Outcome: Plaintiff and Defendnat filed cross motions for summary judgment. On February 26, 1985, the court denied Defendant's motion for summary judgment or partial summary judgment. It granted Plaintiff's motion for summary judgment on the issue of liability, Plaintiff's' motion to amend the complaint, and Defendant's motion to exceed the page limitation in its reply brief. See the opinion here.
Minnesota v. Clover Leaf Creamery Co., No. 79-1171 (1981)
Allegations: Plaintiffs, milk sellers and plastic producers, brought an action against the state of Minnesota seeking to invalidate a Minnesota statute, Minn. Stat. § 116F.21 (1978), which banned the retail sale of milk in certain plastic containers. Plaintiffs argued that the statute was invalid under the Equal Protection Clause of the Fourteenth Amendment of the United States Constitution.
Outcome: On January 21, 1981, the Minnesota Ramsey County District Court held that the Act was unconstitutional and unenforceable. The court found that the Act violated the Equal Protection Clause and Commerce Clause, stating that the discrimination against plastic packaging was not related to the objectives of the Act. On appeal to the Minnesota Supreme Court, the ruling was affirmed. The State appealed to the Supreme Court. The Court reversed, finding a rational relation between the ban on plastic nonreturnable milk containers and the State objectives. See the opinion here. The Minnesota law in question was repealed in 1981 by H.F. No. 312 Sec. 2.
Am. Petroleum Inst. v. Envtl. Prot. Agency, No. 74-1465 (10th Cir. 1976)

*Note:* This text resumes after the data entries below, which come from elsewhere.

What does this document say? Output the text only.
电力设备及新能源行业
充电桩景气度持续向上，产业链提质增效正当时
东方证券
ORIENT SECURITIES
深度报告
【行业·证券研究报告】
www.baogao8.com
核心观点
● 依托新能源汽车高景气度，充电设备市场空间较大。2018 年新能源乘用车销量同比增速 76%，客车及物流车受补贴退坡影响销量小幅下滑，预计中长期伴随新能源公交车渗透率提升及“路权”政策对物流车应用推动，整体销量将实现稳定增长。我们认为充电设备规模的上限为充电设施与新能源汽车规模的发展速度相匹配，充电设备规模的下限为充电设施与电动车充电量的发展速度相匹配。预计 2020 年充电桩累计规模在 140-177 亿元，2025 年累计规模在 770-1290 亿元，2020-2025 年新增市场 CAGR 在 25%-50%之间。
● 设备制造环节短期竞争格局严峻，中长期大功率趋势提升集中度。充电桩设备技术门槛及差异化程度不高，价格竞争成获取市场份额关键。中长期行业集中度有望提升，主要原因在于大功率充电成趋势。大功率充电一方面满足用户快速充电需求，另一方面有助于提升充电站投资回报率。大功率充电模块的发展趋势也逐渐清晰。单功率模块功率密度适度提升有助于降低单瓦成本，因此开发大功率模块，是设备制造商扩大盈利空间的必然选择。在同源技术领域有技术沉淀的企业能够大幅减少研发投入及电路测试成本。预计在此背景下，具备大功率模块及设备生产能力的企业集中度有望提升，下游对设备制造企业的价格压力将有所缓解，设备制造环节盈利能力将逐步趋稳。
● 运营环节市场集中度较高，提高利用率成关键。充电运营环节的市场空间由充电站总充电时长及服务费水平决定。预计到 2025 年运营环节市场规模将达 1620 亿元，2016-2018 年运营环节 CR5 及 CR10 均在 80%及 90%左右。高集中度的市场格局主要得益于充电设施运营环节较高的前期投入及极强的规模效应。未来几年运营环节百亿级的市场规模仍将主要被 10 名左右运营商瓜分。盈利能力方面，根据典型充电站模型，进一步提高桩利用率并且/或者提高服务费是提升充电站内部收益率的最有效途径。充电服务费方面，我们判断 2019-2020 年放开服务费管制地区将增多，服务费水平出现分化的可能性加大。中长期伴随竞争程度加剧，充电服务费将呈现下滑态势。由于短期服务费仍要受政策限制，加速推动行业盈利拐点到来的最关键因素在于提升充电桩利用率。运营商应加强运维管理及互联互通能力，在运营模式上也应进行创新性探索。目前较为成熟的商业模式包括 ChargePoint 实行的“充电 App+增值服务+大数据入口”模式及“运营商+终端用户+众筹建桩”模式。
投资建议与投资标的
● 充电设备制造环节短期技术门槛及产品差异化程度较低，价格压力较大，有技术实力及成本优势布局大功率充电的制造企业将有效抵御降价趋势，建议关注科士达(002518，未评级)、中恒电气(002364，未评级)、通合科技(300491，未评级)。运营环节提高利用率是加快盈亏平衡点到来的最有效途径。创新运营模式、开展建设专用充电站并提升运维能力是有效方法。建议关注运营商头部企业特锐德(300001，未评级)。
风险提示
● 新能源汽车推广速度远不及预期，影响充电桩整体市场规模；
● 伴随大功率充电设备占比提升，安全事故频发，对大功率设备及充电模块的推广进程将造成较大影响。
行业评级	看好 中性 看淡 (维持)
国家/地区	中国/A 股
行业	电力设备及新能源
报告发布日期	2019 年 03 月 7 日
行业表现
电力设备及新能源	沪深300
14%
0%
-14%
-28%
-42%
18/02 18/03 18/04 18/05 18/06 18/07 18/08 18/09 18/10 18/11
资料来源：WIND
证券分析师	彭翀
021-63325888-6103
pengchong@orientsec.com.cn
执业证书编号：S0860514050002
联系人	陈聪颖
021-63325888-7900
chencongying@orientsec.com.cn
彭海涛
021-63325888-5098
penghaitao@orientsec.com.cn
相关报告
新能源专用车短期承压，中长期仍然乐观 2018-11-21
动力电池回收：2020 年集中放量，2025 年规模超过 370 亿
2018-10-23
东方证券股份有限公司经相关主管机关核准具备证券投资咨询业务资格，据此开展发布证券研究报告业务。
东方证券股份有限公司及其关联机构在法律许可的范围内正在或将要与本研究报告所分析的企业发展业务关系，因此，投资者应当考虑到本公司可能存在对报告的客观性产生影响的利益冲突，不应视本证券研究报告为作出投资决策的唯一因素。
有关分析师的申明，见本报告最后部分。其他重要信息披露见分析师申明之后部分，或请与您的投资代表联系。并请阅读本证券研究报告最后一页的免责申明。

Allegations: Plaintiffs, petroleum refineries, brought an action against the Environmental Protection Agency (EPA) challenging regulations promulgated by the EPA under the Clean Water Act, which would regulate pollution control that includes plastic discharge. Plaintiffs argued that the regulations promulgated by the EPA were unreasonable. Filed 08/11/1976.
Outcome: On August 11, 1976, the court upheld some of the challenged regulations where the record showed reasonable support, and remanded other regulations for reconsideration because the record failed to show support that was "sufficiently reasonable." See the opinion here.